The current slump in China’s economy is hurting multiple sectors everywhere, from big technology companies to manufacturing firms. Dental equipment firms have been hit now as well.

Align Technology, who is the maker of Invisalign braces, a popular brand, issued profit warnings on Wednesday night after it released its latest earnings and sales figures. Align which is based out of San Jose in California, stated that a slow demand in the Chinese region was responsible for this weak forecast.

Align’s CEO Hogan stated that the current trade ambiguity in China had caused them to take a cautious view regarding their growth in Asia Pacific locations for Q3.

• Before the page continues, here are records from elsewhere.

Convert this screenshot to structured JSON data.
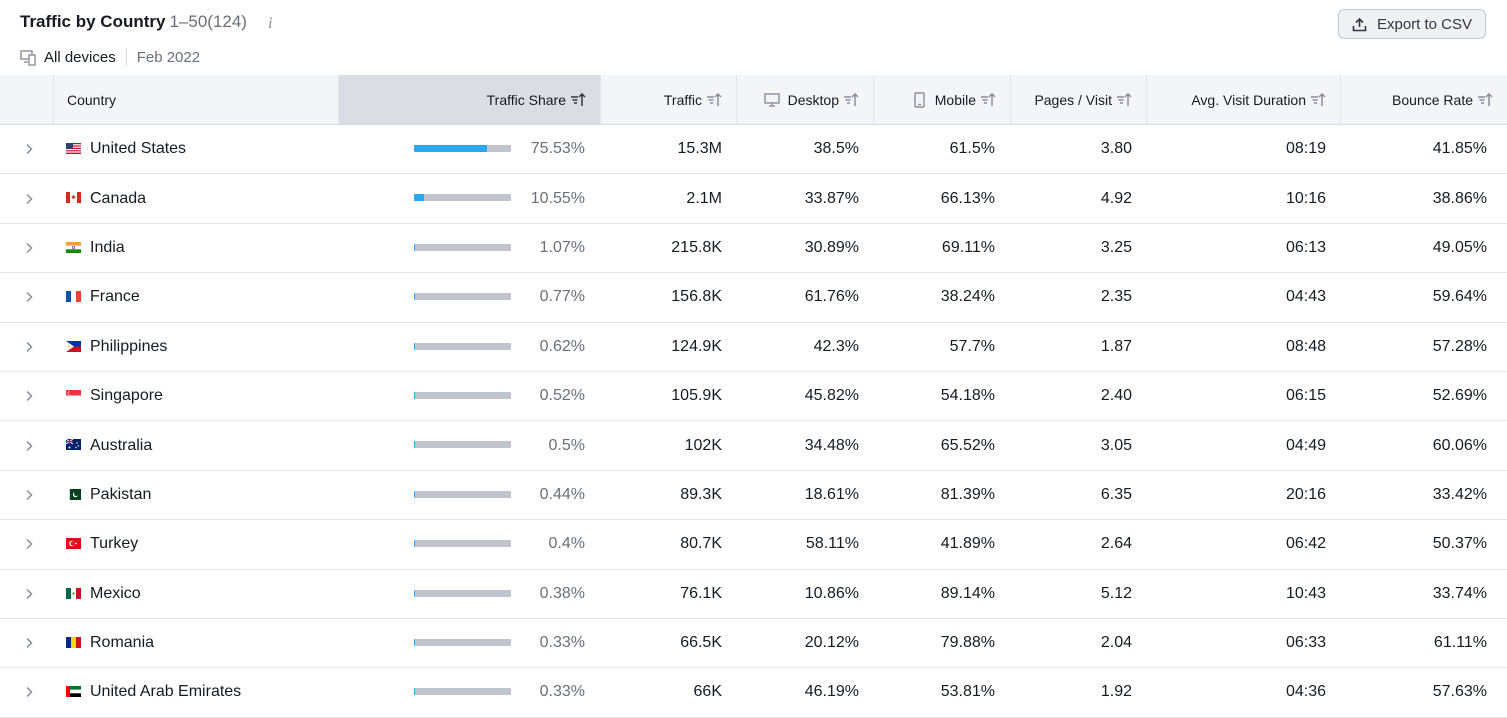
{
  "header": {
    "title": "Traffic by Country",
    "range": "1–50(124)",
    "devices": "All devices",
    "date": "Feb 2022",
    "export_label": "Export to CSV"
  },
  "columns": {
    "country": "Country",
    "traffic_share": "Traffic Share",
    "traffic": "Traffic",
    "desktop": "Desktop",
    "mobile": "Mobile",
    "pages_visit": "Pages / Visit",
    "duration": "Avg. Visit Duration",
    "bounce": "Bounce Rate"
  },
  "colors": {
    "accent": "#2aa7ee",
    "bar_bg": "#c0c4cd",
    "header_bg": "#f4f5f9",
    "active_header_bg": "#dcdde4"
  },
  "rows": [
    {
      "country": "United States",
      "flag": "us-flag",
      "share": "75.53%",
      "share_fraction": 0.7553,
      "traffic": "15.3M",
      "desktop": "38.5%",
      "mobile": "61.5%",
      "pages": "3.80",
      "duration": "08:19",
      "bounce": "41.85%"
    },
    {
      "country": "Canada",
      "flag": "ca-flag",
      "share": "10.55%",
      "share_fraction": 0.1055,
      "traffic": "2.1M",
      "desktop": "33.87%",
      "mobile": "66.13%",
      "pages": "4.92",
      "duration": "10:16",
      "bounce": "38.86%"
    },
    {
      "country": "India",
      "flag": "in-flag",
      "share": "1.07%",
      "share_fraction": 0.0107,
      "traffic": "215.8K",
      "desktop": "30.89%",
      "mobile": "69.11%",
      "pages": "3.25",
      "duration": "06:13",
      "bounce": "49.05%"
    },
    {
      "country": "France",
      "flag": "fr-flag",
      "share": "0.77%",
      "share_fraction": 0.0077,
      "traffic": "156.8K",
      "desktop": "61.76%",
      "mobile": "38.24%",
      "pages": "2.35",
      "duration": "04:43",
      "bounce": "59.64%"
    },
    {
      "country": "Philippines",
      "flag": "ph-flag",
      "share": "0.62%",
      "share_fraction": 0.0062,
      "traffic": "124.9K",
      "desktop": "42.3%",
      "mobile": "57.7%",
      "pages": "1.87",
      "duration": "08:48",
      "bounce": "57.28%"
    },
    {
      "country": "Singapore",
      "flag": "sg-flag",
      "share": "0.52%",
      "share_fraction": 0.0052,
      "traffic": "105.9K",
      "desktop": "45.82%",
      "mobile": "54.18%",
      "pages": "2.40",
      "duration": "06:15",
      "bounce": "52.69%"
    },
    {
      "country": "Australia",
      "flag": "au-flag",
      "share": "0.5%",
      "share_fraction": 0.005,
      "traffic": "102K",
      "desktop": "34.48%",
      "mobile": "65.52%",
      "pages": "3.05",
      "duration": "04:49",
      "bounce": "60.06%"
    },
    {
      "country": "Pakistan",
      "flag": "pk-flag",
      "share": "0.44%",
      "share_fraction": 0.0044,
      "traffic": "89.3K",
      "desktop": "18.61%",
      "mobile": "81.39%",
      "pages": "6.35",
      "duration": "20:16",
      "bounce": "33.42%"
    },
    {
      "country": "Turkey",
      "flag": "tr-flag",
      "share": "0.4%",
      "share_fraction": 0.004,
      "traffic": "80.7K",
      "desktop": "58.11%",
      "mobile": "41.89%",
      "pages": "2.64",
      "duration": "06:42",
      "bounce": "50.37%"
    },
    {
      "country": "Mexico",
      "flag": "mx-flag",
      "share": "0.38%",
      "share_fraction": 0.0038,
      "traffic": "76.1K",
      "desktop": "10.86%",
      "mobile": "89.14%",
      "pages": "5.12",
      "duration": "10:43",
      "bounce": "33.74%"
    },
    {
      "country": "Romania",
      "flag": "ro-flag",
      "share": "0.33%",
      "share_fraction": 0.0033,
      "traffic": "66.5K",
      "desktop": "20.12%",
      "mobile": "79.88%",
      "pages": "2.04",
      "duration": "06:33",
      "bounce": "61.11%"
    },
    {
      "country": "United Arab Emirates",
      "flag": "ae-flag",
      "share": "0.33%",
      "share_fraction": 0.0033,
      "traffic": "66K",
      "desktop": "46.19%",
      "mobile": "53.81%",
      "pages": "1.92",
      "duration": "04:36",
      "bounce": "57.63%"
    }
  ]
}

Align shares fell by over 25% when this news broke out, which made this company the worst performing share listed in S&P 500 this year.

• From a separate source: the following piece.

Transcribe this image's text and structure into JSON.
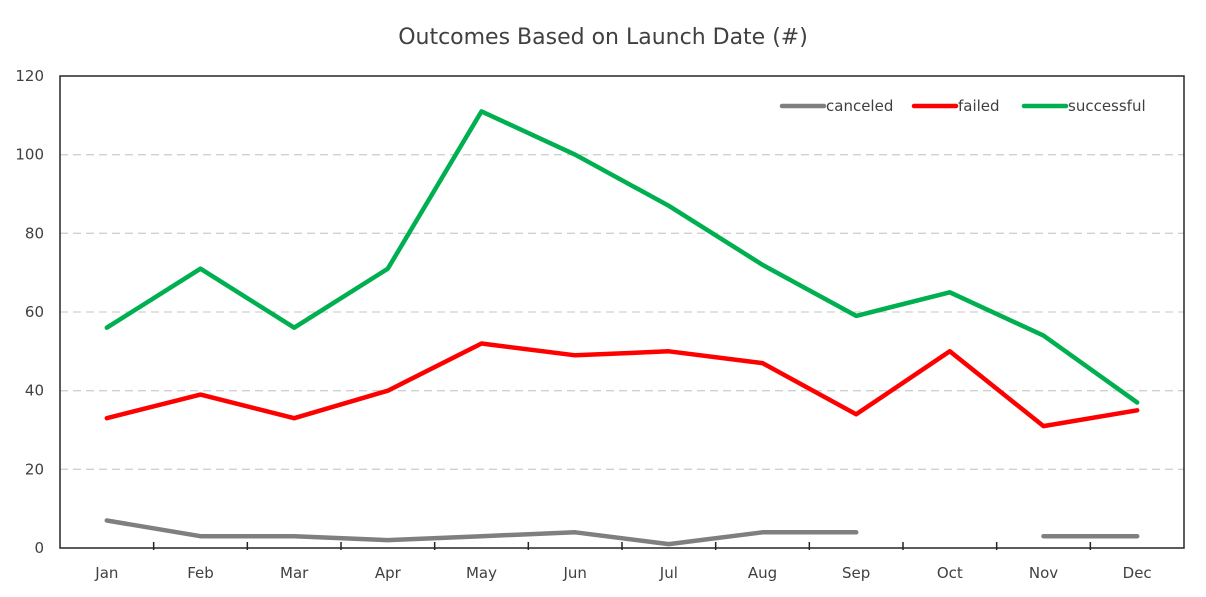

While Align has shipper fewer products that it hoped for, Hogan stated that the firm still viewed China to be a huge market opportunity. Over 40% of all 2000 doctors that the firm trained in China during the last quarter happened to be located in China, he stated.

Although the current market sentiment wasn’t in their favor, Hogan stated that he was optimistic about the company’s long-term prospects in China. Align was still making more moves in the expectation that business would pick up in China.

Hogan said the firm would be investing further in Asian training and manufacturing centers, ensuring they were operating similar to local companies. More expansion would be done in small Chinese cities, with additional investments being poured into a dentist sales team in Chian to promote the Invisalign Go aligners. Digital and TV ad spending would be increased as well, he stated.

However, at the current moment, Chinese customers aren’t buying enough Align products, which is causing apprehension among Wall Street investors.